The Beautiful Lengths initiative wasn’t new to the brand, but increasing donations was proving tough. Unlike financial donations, hair takes months or years to grow and the loss of eight inches of hair (around 20cm) meant that donors needed a radical change of look.

Its killer insight was that to find a fresh pool of donors, the best strategy would be to find people who already met the donation requirements but just didn’t know it yet. Here’s the clever part.

To find potential donors on Instagram, most popular social media platform among the target audience of women aged between 14 and 35, the campaign used AU to scan every photo in Israel and find people with hair that was at least eight inches long. As judge Tom Mackenzie, Global Innovation Director at PHD Global Business put it: “that smart media targeting was super smart.” Once identified, this audience of Instagram users could be targeted with a call to action encouraging them to donate hair to a good cause.

This was combined with retail partnerships featuring smart mirrors capable of identifying people with enough hair, and personal calls to action from cancer patients who had received wigs who appeared during hair tutorials for long hair care.

Mass media partnerships with leading national TV stations and websites boosted the message, while the offer of free haircuts across the country for those looking to donate brought the campaign the sense of a movement.

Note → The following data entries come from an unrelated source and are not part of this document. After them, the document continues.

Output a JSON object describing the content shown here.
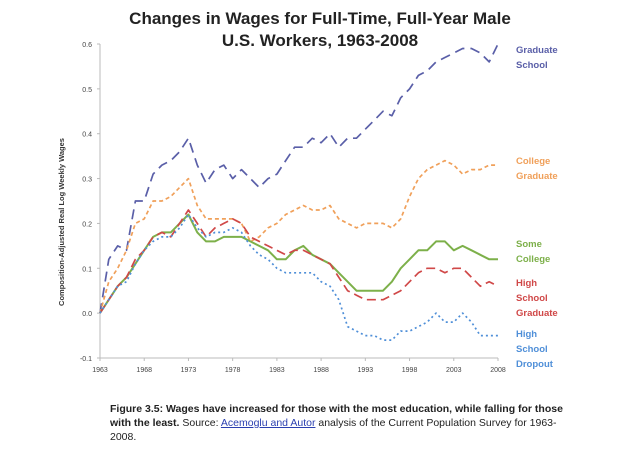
{
  "chart_data": {
    "type": "line",
    "title_line1": "Changes in Wages for Full-Time, Full-Year Male",
    "title_line2": "U.S. Workers, 1963-2008",
    "ylabel": "Composition-Adjusted Real Log Weekly Wages",
    "xlabel": "",
    "xlim": [
      1963,
      2008
    ],
    "ylim": [
      -0.1,
      0.6
    ],
    "x_ticks": [
      "1963",
      "1968",
      "1973",
      "1978",
      "1983",
      "1988",
      "1993",
      "1998",
      "2003",
      "2008"
    ],
    "y_ticks": [
      "-0.1",
      "0.0",
      "0.1",
      "0.2",
      "0.3",
      "0.4",
      "0.5",
      "0.6"
    ],
    "years": [
      1963,
      1964,
      1965,
      1966,
      1967,
      1968,
      1969,
      1970,
      1971,
      1972,
      1973,
      1974,
      1975,
      1976,
      1977,
      1978,
      1979,
      1980,
      1981,
      1982,
      1983,
      1984,
      1985,
      1986,
      1987,
      1988,
      1989,
      1990,
      1991,
      1992,
      1993,
      1994,
      1995,
      1996,
      1997,
      1998,
      1999,
      2000,
      2001,
      2002,
      2003,
      2004,
      2005,
      2006,
      2007,
      2008
    ],
    "series": [
      {
        "name": "Graduate School",
        "label_lines": [
          "Graduate",
          "School"
        ],
        "color": "#5a5fa8",
        "dash": "10,6",
        "values": [
          0.0,
          0.12,
          0.15,
          0.14,
          0.25,
          0.25,
          0.31,
          0.33,
          0.34,
          0.36,
          0.39,
          0.33,
          0.29,
          0.32,
          0.33,
          0.3,
          0.32,
          0.3,
          0.28,
          0.3,
          0.31,
          0.34,
          0.37,
          0.37,
          0.39,
          0.38,
          0.4,
          0.37,
          0.39,
          0.39,
          0.41,
          0.43,
          0.45,
          0.44,
          0.48,
          0.5,
          0.53,
          0.54,
          0.56,
          0.57,
          0.58,
          0.59,
          0.59,
          0.58,
          0.56,
          0.6
        ]
      },
      {
        "name": "College Graduate",
        "label_lines": [
          "College",
          "Graduate"
        ],
        "color": "#f0a05a",
        "dash": "4,3",
        "values": [
          0.0,
          0.07,
          0.1,
          0.14,
          0.2,
          0.21,
          0.25,
          0.25,
          0.26,
          0.28,
          0.3,
          0.24,
          0.21,
          0.21,
          0.21,
          0.21,
          0.2,
          0.16,
          0.17,
          0.19,
          0.2,
          0.22,
          0.23,
          0.24,
          0.23,
          0.23,
          0.24,
          0.21,
          0.2,
          0.19,
          0.2,
          0.2,
          0.2,
          0.19,
          0.21,
          0.26,
          0.3,
          0.32,
          0.33,
          0.34,
          0.33,
          0.31,
          0.32,
          0.32,
          0.33,
          0.33
        ]
      },
      {
        "name": "Some College",
        "label_lines": [
          "Some",
          "College"
        ],
        "color": "#7db04a",
        "dash": "",
        "values": [
          0.0,
          0.03,
          0.06,
          0.08,
          0.11,
          0.14,
          0.17,
          0.18,
          0.18,
          0.2,
          0.22,
          0.18,
          0.16,
          0.16,
          0.17,
          0.17,
          0.17,
          0.16,
          0.15,
          0.14,
          0.12,
          0.12,
          0.14,
          0.15,
          0.13,
          0.12,
          0.11,
          0.09,
          0.07,
          0.05,
          0.05,
          0.05,
          0.05,
          0.07,
          0.1,
          0.12,
          0.14,
          0.14,
          0.16,
          0.16,
          0.14,
          0.15,
          0.14,
          0.13,
          0.12,
          0.12
        ]
      },
      {
        "name": "High School Graduate",
        "label_lines": [
          "High",
          "School",
          "Graduate"
        ],
        "color": "#d04848",
        "dash": "9,5",
        "values": [
          0.0,
          0.03,
          0.06,
          0.08,
          0.12,
          0.14,
          0.17,
          0.18,
          0.17,
          0.2,
          0.23,
          0.2,
          0.17,
          0.19,
          0.2,
          0.21,
          0.2,
          0.17,
          0.16,
          0.15,
          0.14,
          0.13,
          0.14,
          0.14,
          0.13,
          0.12,
          0.11,
          0.08,
          0.05,
          0.04,
          0.03,
          0.03,
          0.03,
          0.04,
          0.05,
          0.07,
          0.09,
          0.1,
          0.1,
          0.09,
          0.1,
          0.1,
          0.08,
          0.06,
          0.07,
          0.06
        ]
      },
      {
        "name": "High School Dropout",
        "label_lines": [
          "High",
          "School",
          "Dropout"
        ],
        "color": "#4f8fd8",
        "dash": "2,3",
        "values": [
          0.0,
          0.03,
          0.06,
          0.07,
          0.11,
          0.14,
          0.16,
          0.17,
          0.17,
          0.19,
          0.22,
          0.19,
          0.17,
          0.18,
          0.18,
          0.19,
          0.18,
          0.15,
          0.13,
          0.12,
          0.1,
          0.09,
          0.09,
          0.09,
          0.09,
          0.07,
          0.06,
          0.03,
          -0.03,
          -0.04,
          -0.05,
          -0.05,
          -0.06,
          -0.06,
          -0.04,
          -0.04,
          -0.03,
          -0.02,
          0.0,
          -0.02,
          -0.02,
          0.0,
          -0.02,
          -0.05,
          -0.05,
          -0.05
        ]
      }
    ]
  },
  "caption": {
    "bold": "Figure 3.5: Wages have increased for those with the most education, while falling for those with the least.",
    "source_prefix": " Source: ",
    "link": "Acemoglu and Autor",
    "source_suffix": " analysis of the Current Population Survey for 1963-2008."
  }
}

In total, targeted messages reached 1.5 million women over the two months that the campaign was live. Crucially, the tech was not for show: 2019’s drive brought in 15% more donations than in 2018, allowing the brand to produce 14,000 more wigs.

Lessons learnt

  • Purpose-driven marketing can be exciting. Both from an advertising practitioner’s point of view and for the consumer; many women donated who likely would never have known that there was such an initiative. The campaign facilitated people’s altruism.
  • Even controversial tech can be used right. Smart as the use of image recognition was, the campaign demonstrated how it can be hyper specific to an audience and how it can be used to broadcast the movement nationwide.